[The Prairie by J. Fenimore Cooper]@TWC D-Link book
The Prairie

CHAPTER VII
4/17

It was a grievous journey that I made; a grievous toil to pass through falling timber and to breathe the thick air of smoky clearings, week after week, as I did! 'Tis a far country too, that state of York from this!" "It lies ag'in the outer edge of old Kentuck, I reckon; though what the distance may be I never knew." "A gull would have to fan a thousand miles of air to find the eastern sea.

And yet it is no mighty reach to hunt across, when shade and game are plenty! The time has been when I followed the deer in the mountains of the Delaware and Hudson, and took the beaver on the streams of the upper lakes in the same season, but my eye was quick and certain at that day, and my limbs were like the legs of a moose!
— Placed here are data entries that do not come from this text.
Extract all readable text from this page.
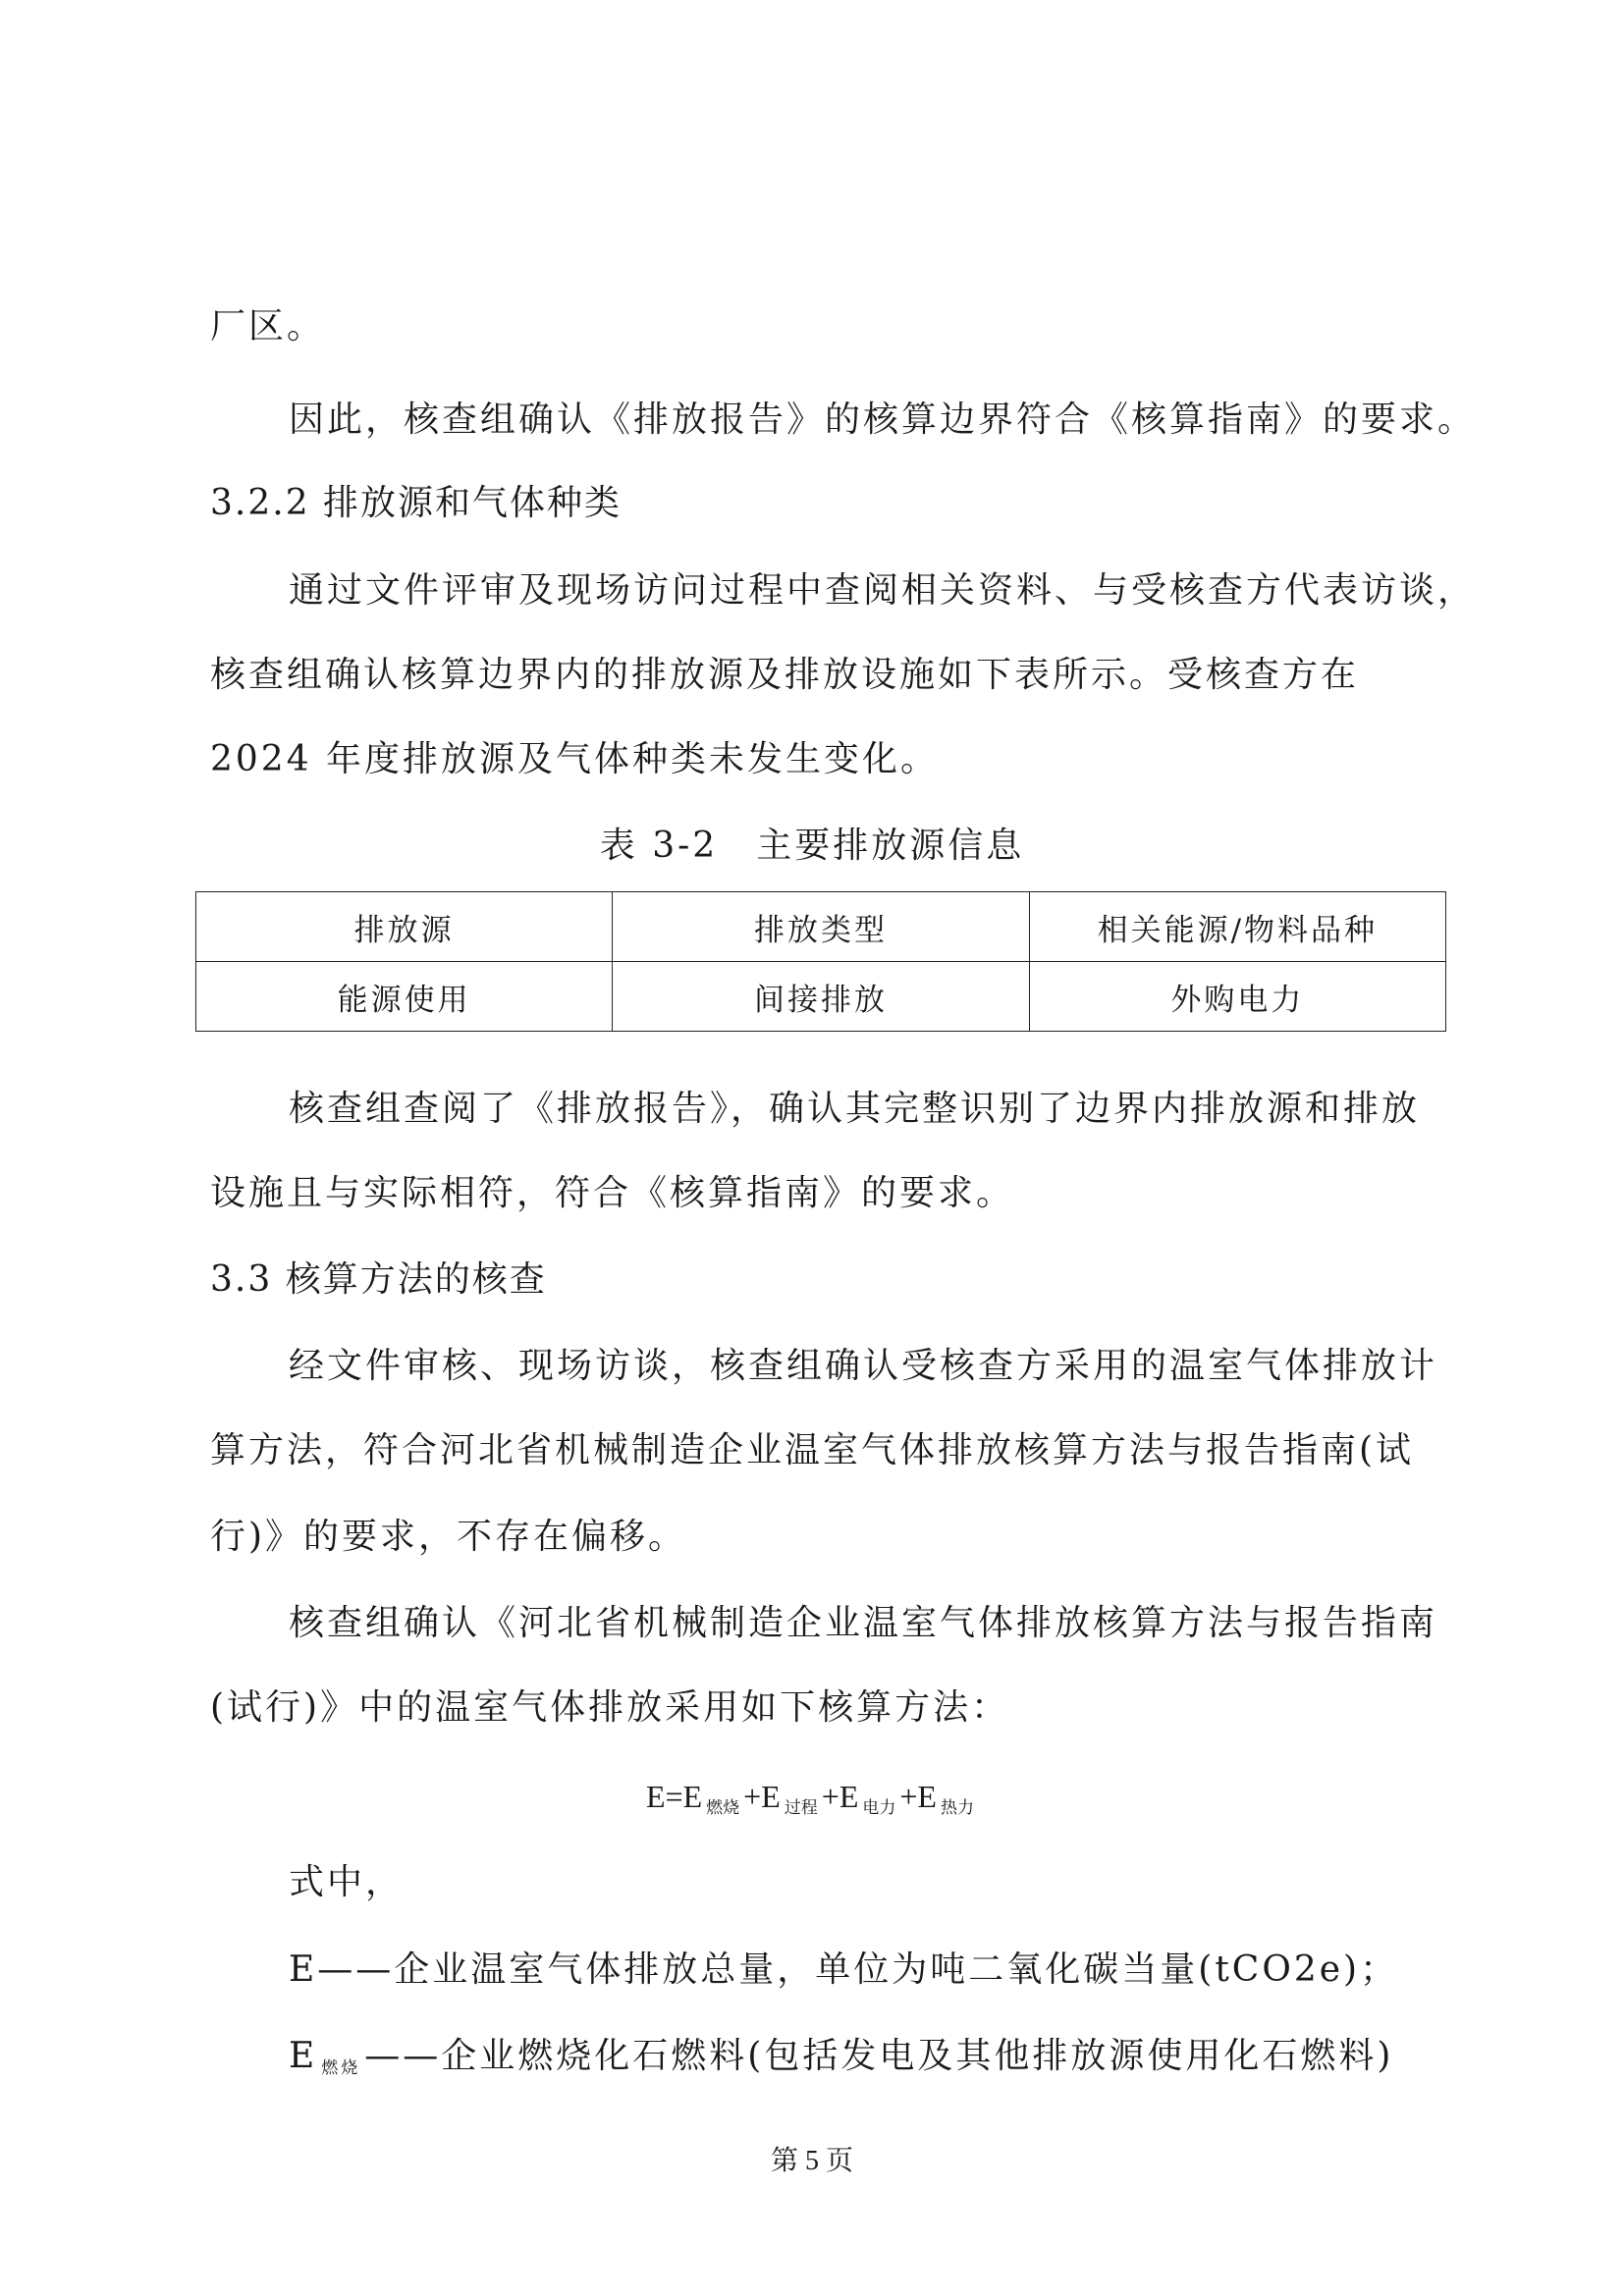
厂区。
因此，核查组确认《排放报告》的核算边界符合《核算指南》的要求。
3.2.2 排放源和气体种类
通过文件评审及现场访问过程中查阅相关资料、与受核查方代表访谈，
核查组确认核算边界内的排放源及排放设施如下表所示。受核查方在
2024 年度排放源及气体种类未发生变化。
表 3-2　主要排放源信息
排放源	排放类型	相关能源/物料品种
能源使用	间接排放	外购电力
核查组查阅了《排放报告》，确认其完整识别了边界内排放源和排放
设施且与实际相符，符合《核算指南》的要求。
3.3 核算方法的核查
经文件审核、现场访谈，核查组确认受核查方采用的温室气体排放计
算方法，符合河北省机械制造企业温室气体排放核算方法与报告指南(试
行)》的要求，不存在偏移。
核查组确认《河北省机械制造企业温室气体排放核算方法与报告指南
(试行)》中的温室气体排放采用如下核算方法：
E=E $_{燃烧}$ +E $_{过程}$ +E $_{电力}$ +E $_{热力}$
式中，
E——企业温室气体排放总量，单位为吨二氧化碳当量(tCO2e)；
E $_{燃烧}$ ——企业燃烧化石燃料(包括发电及其他排放源使用化石燃料)
第 5 页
The dam of Hector," dropping his look kindly to the aged hound that crouched at his feet, "was then a pup, and apt to open on the game the moment she struck the scent.
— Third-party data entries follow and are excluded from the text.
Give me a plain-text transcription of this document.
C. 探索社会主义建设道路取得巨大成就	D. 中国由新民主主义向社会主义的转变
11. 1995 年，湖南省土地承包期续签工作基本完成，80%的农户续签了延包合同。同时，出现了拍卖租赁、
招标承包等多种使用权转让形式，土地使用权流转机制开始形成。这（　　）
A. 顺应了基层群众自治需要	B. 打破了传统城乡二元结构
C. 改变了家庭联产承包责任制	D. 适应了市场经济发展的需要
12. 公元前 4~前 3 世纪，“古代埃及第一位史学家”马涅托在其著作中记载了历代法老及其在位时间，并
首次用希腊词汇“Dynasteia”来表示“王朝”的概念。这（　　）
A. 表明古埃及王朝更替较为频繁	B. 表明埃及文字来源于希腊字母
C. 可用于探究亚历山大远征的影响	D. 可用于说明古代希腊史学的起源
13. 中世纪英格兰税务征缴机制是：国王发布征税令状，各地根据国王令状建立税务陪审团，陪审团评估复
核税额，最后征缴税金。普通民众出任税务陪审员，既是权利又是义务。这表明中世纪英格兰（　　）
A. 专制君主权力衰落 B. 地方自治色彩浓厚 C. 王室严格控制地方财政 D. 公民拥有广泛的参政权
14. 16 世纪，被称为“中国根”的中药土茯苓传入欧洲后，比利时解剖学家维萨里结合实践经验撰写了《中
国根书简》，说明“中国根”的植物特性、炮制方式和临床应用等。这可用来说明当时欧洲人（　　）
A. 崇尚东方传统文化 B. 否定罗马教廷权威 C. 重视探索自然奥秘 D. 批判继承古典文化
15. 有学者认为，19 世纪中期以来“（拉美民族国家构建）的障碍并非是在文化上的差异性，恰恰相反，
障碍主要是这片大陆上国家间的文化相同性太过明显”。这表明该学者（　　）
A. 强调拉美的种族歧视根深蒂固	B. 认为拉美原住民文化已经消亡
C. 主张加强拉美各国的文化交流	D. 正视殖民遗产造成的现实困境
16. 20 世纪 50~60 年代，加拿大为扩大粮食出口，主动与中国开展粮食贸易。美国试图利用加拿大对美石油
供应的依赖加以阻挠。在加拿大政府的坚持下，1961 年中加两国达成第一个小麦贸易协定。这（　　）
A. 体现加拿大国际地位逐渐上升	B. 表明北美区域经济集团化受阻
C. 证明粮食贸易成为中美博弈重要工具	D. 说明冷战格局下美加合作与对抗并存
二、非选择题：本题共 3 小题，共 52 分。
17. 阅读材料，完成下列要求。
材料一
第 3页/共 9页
She gave me a deal of trouble, that slut, she did!" "Your hound is old, stranger, and a rap on the head would prove a mercy to the beast." "The dog is like his master," returned the trapper, without appearing to heed the brutal advice the other gave, "and will number his days, when his work amongst the game is over, and not before.

To my eye things seem ordered to meet each other in this creation.

'Tis not the swiftest running deer that always throws off the hounds, nor the biggest arm that holds the truest rifle.